I am a crime survivor. When I was 15 years old, a man tried to kidnap me. My first husband was murdered 20 days before I gave birth to our twins. My sister-in-law was killed by her domestic partner. When sheriffs, district attorneys and other opponents to criminal justice reform say they speak for crime victims, they do not speak for all of us. They do not speak for me.
They care about victims only until their cases are closed, then they’re done with us — until they need to exploit us for political reasons. I don’t want to be defined as a victim, and I’m not their poster child for a scare tactic. I am an advocate for criminal justice reform.
I believe that if people are rehabilitated and show redemptive qualities they should have the opportunity to be productive citizens. I support the early release of people on Nov. 1. It’s a sign that our state is finally embracing proven criminal justice reform practices that will reduce our prison population, save us money and keep our communities safer. As a crime survivor who supports criminal justice reform, I am not an exception. I am the majority. A study by the Justice Policy Institute last year found that victims support investing less money in incarceration and more money in treatment programs and education. Six in 10 victims prefer shorter sentences so money can be reinvested into crime prevention and rehabilitation services.
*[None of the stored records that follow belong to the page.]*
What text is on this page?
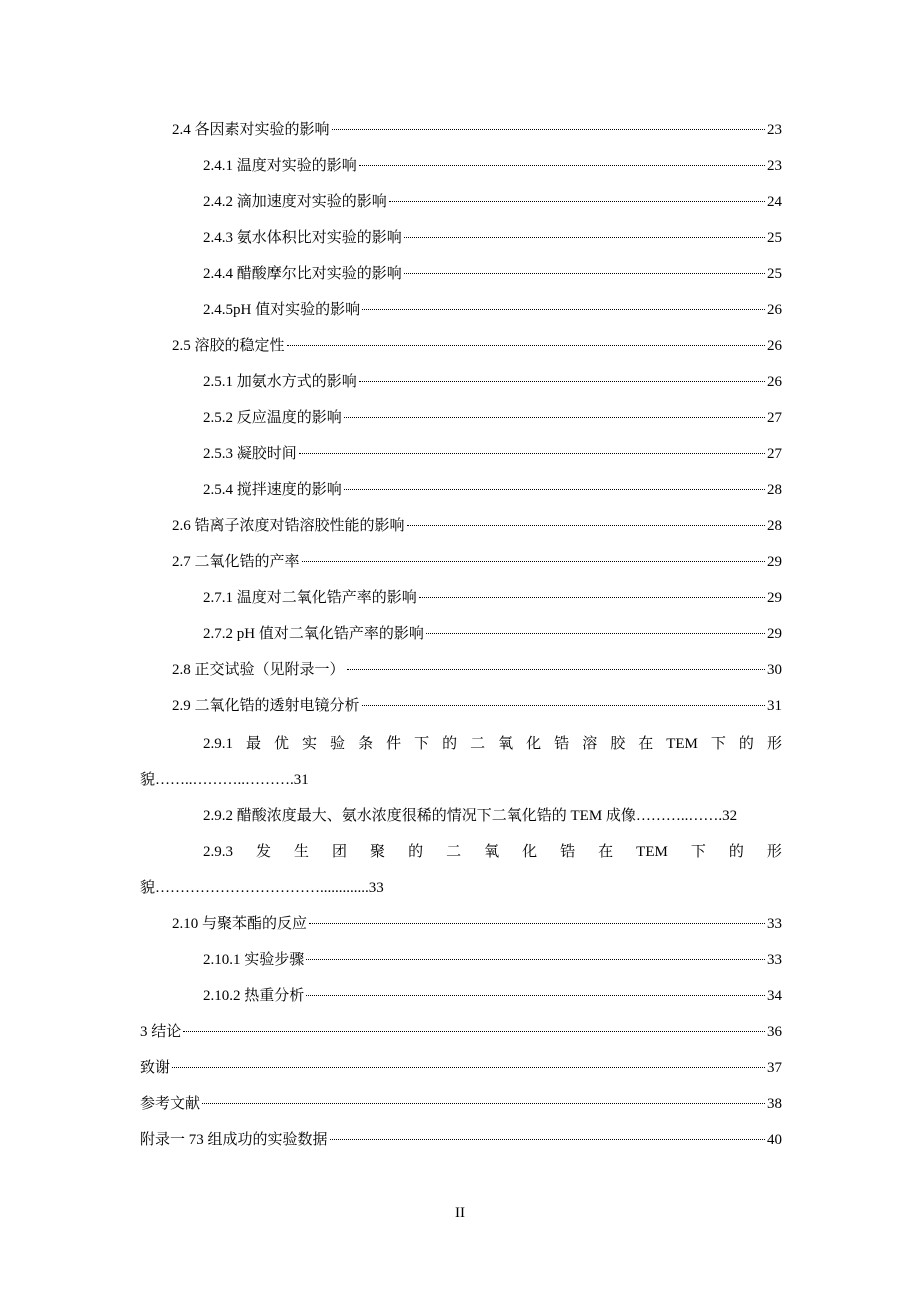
2.4 各因素对实验的影响	23
2.4.1 温度对实验的影响	23
2.4.2 滴加速度对实验的影响	24
2.4.3 氨水体积比对实验的影响	25
2.4.4 醋酸摩尔比对实验的影响	25
2.4.5pH 值对实验的影响	26
2.5 溶胶的稳定性	26
2.5.1 加氨水方式的影响	26
2.5.2 反应温度的影响	27
2.5.3 凝胶时间	27
2.5.4 搅拌速度的影响	28
2.6 锆离子浓度对锆溶胶性能的影响	28
2.7 二氧化锆的产率	29
2.7.1 温度对二氧化锆产率的影响	29
2.7.2 pH 值对二氧化锆产率的影响	29
2.8 正交试验（见附录一）	30
2.9 二氧化锆的透射电镜分析	31
2.9.1 最 优 实 验 条 件 下 的 二 氧 化 锆 溶 胶 在 TEM 下 的 形
貌……..………..……….31
2.9.2 醋酸浓度最大、氨水浓度很稀的情况下二氧化锆的 TEM 成像………..…….32
2.9.3 发 生 团 聚 的 二 氧 化 锆 在 TEM 下 的 形
貌…………………………….............33
2.10 与聚苯酯的反应	33
2.10.1 实验步骤	33
2.10.2 热重分析	34
3 结论	36
致谢	37
参考文献	38
附录一 73 组成功的实验数据	40
II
Approximately 95 percent of those who go to prison will return to our communities. We can either set them up for success by providing re-entry programming, job training, education opportunities and practical living advice or we can set them up for failure by doing nothing. One of those options deters crime; the other perpetuates it. We are at a crossroads in Louisiana. As the incarceration capital of the world, we spend hundreds of millions of dollars each year to lock people up, but fail to provide adequate prison alternatives or rehabilitate those who are incarcerated. The criminal justice reform bills passed last session will reduce the prison population and save money that can be reinvested into programs to prevent crime in the first place as well as keep formerly incarcerated people from reoffending.
Criminal justice reform leads to less crime. Less crime means fewer victims.